Last night I was privileged to attend a dinner at the World Economic Forum that was sponsored by the Japan Water Forum. The dinner had an important focus: Sustainable Growth in Asia.
While sustainable growth in our world's most populous continent carries many environmental implications there is one area that emerges as the most critical, namely water shortages.
In recent decades, water has become a dominant issue in many countries around the world. In Plan B 2.0, which can be downloaded free of charge from the Earth Policy Institute's web site, I spend a great deal of time focused on this issue, especially as it relates to Asia.
In the last half century water demand has tripled, exceeding the sustainable yield of aquifers in scores of countries, and ultimately leading to falling water tables. In fact, water tables are now falling in countries that contain more than half the world's people
In Asia, this problem is particularly acute. The Amu Darya river, formerly a major source of water for the Aral Sea, is now drained dry by Uzbek and Turkmen cotton farmers upstream. In China, the Yellow River, which flows some 4,000 kilometers through five provinces before it reaches the Yellow Sea, has been under mounting pressure for several decades. It first ran dry in 1972, and since 1985 it has often failed to reach the sea.
A similar situation is taking place in Southeast Asia where the flow of the Mekong - which provides water to Cambodia, Laos, Thailand, and Viet Nam - is being reduced by the dams being built on its upper reaches by the Chinese.
What does this mean for Asia? It means not only water scarcity, but eventually a dramatic drop in crop yields.
Countries that are pressing against the limits of their water supply typically satisfy the growing need of cities and industry by diverting irrigation water from agriculture, and then importing grain to offset the loss of productive capacity. Since it takes 1,000 tons of water to produce 1 ton of grain, importing grain is the most efficient way to import water.
The link between water and food is strong. We each drink on average nearly 4 liters of water per day in one form or another, while the water required to produce our daily food totals at least 2,000 liters--500 times as much. This helps explain why 70 percent of all water use is for one purpose--irrigation. Another 20 percent is used by industry, and 10 percent goes for residential purposes. With the demand for water growing in all three categories, competition among sectors is intensifying, with farmers almost always losing.

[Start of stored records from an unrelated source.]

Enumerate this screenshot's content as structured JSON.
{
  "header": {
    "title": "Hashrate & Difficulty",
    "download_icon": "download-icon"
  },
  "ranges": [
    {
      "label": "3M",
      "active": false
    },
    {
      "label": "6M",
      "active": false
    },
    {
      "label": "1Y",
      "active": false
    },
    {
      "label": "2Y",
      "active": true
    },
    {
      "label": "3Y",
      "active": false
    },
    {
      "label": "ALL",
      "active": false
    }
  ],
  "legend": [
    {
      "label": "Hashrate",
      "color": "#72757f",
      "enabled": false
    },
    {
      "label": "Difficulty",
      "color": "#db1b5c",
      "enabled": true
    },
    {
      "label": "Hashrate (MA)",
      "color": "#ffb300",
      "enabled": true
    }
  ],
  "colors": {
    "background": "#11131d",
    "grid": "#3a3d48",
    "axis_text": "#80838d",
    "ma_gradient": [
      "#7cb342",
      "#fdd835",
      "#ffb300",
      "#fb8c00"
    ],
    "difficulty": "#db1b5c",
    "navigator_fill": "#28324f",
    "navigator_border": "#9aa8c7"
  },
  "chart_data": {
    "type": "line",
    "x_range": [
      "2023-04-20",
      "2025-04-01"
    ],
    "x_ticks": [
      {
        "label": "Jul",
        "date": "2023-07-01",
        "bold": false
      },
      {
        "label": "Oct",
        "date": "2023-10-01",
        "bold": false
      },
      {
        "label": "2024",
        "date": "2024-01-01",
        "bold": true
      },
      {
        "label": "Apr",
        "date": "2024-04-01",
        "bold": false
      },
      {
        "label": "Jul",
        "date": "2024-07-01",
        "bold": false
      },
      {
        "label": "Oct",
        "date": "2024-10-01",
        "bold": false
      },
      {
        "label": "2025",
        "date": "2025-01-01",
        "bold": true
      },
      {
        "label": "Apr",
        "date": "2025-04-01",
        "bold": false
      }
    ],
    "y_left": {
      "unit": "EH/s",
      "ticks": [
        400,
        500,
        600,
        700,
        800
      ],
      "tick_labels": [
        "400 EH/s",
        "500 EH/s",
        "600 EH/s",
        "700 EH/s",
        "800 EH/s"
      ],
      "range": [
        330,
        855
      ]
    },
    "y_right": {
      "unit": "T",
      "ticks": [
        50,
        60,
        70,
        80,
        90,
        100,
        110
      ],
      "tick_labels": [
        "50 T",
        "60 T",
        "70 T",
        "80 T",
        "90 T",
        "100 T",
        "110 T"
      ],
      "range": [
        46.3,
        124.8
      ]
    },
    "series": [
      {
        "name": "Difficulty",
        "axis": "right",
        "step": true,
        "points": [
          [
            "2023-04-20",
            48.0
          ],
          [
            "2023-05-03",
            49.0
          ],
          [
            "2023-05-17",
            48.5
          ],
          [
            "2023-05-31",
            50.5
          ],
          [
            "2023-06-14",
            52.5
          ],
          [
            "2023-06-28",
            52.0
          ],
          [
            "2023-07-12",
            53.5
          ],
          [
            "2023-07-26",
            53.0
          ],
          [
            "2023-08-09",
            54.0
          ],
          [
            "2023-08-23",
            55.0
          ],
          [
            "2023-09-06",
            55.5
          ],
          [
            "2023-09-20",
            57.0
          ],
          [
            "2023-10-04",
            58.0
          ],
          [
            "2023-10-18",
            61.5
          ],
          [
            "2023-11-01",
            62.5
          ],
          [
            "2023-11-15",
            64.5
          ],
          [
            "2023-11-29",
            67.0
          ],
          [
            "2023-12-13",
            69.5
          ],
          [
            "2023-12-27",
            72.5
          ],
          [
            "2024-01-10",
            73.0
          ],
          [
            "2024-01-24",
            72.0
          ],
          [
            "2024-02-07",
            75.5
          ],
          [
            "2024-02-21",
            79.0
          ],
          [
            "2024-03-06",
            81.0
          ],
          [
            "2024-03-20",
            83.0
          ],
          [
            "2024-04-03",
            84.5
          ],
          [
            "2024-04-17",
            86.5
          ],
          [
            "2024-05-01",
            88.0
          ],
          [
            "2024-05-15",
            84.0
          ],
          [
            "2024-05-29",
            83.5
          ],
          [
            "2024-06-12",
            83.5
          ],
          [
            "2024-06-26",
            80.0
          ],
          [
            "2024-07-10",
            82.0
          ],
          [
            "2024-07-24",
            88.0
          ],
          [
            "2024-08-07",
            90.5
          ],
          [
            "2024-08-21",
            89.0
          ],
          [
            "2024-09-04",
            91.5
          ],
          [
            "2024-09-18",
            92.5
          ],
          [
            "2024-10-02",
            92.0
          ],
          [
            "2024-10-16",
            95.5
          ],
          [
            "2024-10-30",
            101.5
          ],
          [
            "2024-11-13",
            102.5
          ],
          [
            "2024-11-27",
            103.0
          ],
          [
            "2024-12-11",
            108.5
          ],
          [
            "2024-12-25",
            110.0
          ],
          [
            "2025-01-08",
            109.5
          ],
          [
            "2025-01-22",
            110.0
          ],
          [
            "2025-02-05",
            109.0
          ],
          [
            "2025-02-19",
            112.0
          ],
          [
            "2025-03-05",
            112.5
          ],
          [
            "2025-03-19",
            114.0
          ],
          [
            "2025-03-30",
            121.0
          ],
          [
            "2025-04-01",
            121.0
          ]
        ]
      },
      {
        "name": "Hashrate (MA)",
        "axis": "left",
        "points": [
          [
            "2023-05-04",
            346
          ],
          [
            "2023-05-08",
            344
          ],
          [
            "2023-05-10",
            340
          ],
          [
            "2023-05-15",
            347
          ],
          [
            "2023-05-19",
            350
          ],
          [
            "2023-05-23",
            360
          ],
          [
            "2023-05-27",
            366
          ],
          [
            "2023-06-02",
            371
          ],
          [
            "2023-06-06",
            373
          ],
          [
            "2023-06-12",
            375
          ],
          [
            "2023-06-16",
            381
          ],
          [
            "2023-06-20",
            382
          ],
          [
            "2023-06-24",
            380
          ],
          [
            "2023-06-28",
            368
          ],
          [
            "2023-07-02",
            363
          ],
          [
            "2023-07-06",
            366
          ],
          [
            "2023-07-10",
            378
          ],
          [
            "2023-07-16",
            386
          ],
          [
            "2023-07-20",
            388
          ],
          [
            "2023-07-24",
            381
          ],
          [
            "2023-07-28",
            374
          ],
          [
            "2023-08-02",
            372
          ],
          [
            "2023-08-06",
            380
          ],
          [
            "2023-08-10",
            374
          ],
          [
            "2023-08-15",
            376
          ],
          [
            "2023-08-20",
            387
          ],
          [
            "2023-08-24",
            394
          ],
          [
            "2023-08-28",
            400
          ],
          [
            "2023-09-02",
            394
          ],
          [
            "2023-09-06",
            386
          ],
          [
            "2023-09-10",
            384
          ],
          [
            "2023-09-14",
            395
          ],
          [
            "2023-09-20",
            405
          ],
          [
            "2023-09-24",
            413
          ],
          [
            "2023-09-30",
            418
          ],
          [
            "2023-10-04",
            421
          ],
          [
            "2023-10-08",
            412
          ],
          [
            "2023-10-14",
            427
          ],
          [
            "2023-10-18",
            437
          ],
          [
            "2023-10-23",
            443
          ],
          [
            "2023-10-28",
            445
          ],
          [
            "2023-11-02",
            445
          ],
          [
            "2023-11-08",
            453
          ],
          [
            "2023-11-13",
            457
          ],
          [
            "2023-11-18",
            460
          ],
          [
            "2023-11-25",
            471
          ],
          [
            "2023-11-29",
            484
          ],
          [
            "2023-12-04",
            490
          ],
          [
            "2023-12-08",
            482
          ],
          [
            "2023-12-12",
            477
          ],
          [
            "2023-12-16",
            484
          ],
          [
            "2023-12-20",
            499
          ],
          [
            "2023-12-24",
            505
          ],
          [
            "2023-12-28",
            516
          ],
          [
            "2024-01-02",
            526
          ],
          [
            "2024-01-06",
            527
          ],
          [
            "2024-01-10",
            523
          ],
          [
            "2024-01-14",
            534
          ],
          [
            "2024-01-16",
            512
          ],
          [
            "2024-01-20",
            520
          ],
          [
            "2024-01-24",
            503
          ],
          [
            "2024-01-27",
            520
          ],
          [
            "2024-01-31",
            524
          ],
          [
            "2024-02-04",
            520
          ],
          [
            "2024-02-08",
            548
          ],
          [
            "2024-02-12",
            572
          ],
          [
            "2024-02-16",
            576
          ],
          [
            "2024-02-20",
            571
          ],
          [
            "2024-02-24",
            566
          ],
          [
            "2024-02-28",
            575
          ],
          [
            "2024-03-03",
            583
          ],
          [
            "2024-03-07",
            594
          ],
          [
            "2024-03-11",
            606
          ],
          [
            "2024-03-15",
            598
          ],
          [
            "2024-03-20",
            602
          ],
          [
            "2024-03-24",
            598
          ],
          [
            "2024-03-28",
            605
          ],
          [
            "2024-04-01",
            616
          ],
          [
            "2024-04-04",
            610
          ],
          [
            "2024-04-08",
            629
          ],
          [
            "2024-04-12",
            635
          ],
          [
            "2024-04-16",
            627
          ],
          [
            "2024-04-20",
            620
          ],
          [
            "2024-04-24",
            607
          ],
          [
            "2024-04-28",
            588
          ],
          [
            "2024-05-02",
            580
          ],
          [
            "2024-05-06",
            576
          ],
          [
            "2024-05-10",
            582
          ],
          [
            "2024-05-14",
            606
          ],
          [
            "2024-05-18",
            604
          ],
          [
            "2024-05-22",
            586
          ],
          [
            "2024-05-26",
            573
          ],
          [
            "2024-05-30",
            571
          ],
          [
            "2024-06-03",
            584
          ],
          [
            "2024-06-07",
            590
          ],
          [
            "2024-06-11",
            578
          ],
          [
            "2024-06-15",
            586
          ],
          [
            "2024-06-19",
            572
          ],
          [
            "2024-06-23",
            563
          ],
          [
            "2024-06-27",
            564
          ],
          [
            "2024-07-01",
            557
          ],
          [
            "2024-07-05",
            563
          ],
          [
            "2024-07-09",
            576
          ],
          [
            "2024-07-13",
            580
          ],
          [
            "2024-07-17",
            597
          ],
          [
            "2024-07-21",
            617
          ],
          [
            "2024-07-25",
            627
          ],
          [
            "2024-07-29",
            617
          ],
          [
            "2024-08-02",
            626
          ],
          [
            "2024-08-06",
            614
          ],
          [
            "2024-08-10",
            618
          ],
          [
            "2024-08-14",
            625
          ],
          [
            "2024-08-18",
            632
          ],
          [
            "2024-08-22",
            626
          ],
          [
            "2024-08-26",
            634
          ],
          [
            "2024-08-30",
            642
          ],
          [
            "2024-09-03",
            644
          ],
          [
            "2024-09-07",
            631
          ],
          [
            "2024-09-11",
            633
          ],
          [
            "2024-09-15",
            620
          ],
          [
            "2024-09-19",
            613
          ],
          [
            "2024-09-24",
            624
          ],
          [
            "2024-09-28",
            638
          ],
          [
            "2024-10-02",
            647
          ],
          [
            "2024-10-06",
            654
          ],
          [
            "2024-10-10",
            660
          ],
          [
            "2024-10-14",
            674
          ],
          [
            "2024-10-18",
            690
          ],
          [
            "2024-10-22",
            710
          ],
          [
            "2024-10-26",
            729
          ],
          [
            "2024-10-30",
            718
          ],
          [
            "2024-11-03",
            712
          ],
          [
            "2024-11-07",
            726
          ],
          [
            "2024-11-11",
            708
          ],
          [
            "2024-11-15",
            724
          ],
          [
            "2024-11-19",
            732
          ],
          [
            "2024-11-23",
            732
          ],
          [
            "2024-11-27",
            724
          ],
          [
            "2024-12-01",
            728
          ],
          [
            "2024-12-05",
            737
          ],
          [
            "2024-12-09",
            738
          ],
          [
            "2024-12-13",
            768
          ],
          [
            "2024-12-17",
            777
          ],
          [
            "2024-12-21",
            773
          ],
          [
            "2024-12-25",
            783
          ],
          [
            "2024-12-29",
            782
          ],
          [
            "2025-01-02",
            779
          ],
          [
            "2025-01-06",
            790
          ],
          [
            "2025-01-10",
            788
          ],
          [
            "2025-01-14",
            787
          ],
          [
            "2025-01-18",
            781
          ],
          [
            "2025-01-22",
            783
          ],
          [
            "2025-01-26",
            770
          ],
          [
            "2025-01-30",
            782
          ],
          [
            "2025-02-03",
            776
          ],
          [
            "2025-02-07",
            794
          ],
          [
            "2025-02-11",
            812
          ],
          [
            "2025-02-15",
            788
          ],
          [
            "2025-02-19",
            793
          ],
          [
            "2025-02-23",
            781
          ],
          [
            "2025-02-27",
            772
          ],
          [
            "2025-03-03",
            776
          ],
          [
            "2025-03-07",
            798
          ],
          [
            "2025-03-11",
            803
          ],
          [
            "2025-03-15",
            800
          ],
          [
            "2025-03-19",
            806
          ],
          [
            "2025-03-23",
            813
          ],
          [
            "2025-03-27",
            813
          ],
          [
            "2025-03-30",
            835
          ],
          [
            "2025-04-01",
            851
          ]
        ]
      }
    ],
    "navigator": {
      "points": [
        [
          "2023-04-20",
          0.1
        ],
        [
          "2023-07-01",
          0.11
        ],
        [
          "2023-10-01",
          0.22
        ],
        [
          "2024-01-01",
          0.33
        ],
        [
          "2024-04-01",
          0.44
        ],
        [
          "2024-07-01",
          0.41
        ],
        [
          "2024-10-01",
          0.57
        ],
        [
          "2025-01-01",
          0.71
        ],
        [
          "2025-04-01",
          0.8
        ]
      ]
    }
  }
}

In China, a combination of aquifer depletion, and the diversion of irrigation water to cities are making it difficult to expand the grain harvest. After peaking at 392 million tons in 1998, the harvest dropped to 346 million tons in 2002 before gradually recovering during the four harvests since then. China's food bubble may be about to burst, as more and more irrigation wells go dry. In recent years, China has covered its grain shortfall by drawing down its stocks, but it will soon have to turn to the world market to fill this deficit. When it does, it could destabilize world grain markets.
Asia can lead the charge to solve the world's ballooning water problems. I see two important steps to this end. First, Asia - as well as developing countries around the world where water scarcity is already a real problem - can reduce demand by stabilizing population and raising water productivity. This is an extraordinary challenge considering that nearly all of the 3 billion people to be added by 2050 will be born in developing countries
The second step in stabilizing the water situation is to raise water productivity, not unlike the way we have raised land productivity. After World War II, with population projected to double by 2000 and with little new land to bring under the plow, the world launched a major effort to raise cropland productivity. As a result, land productivity has nearly tripled since1950. We now need to make a similar effort when it comes to water.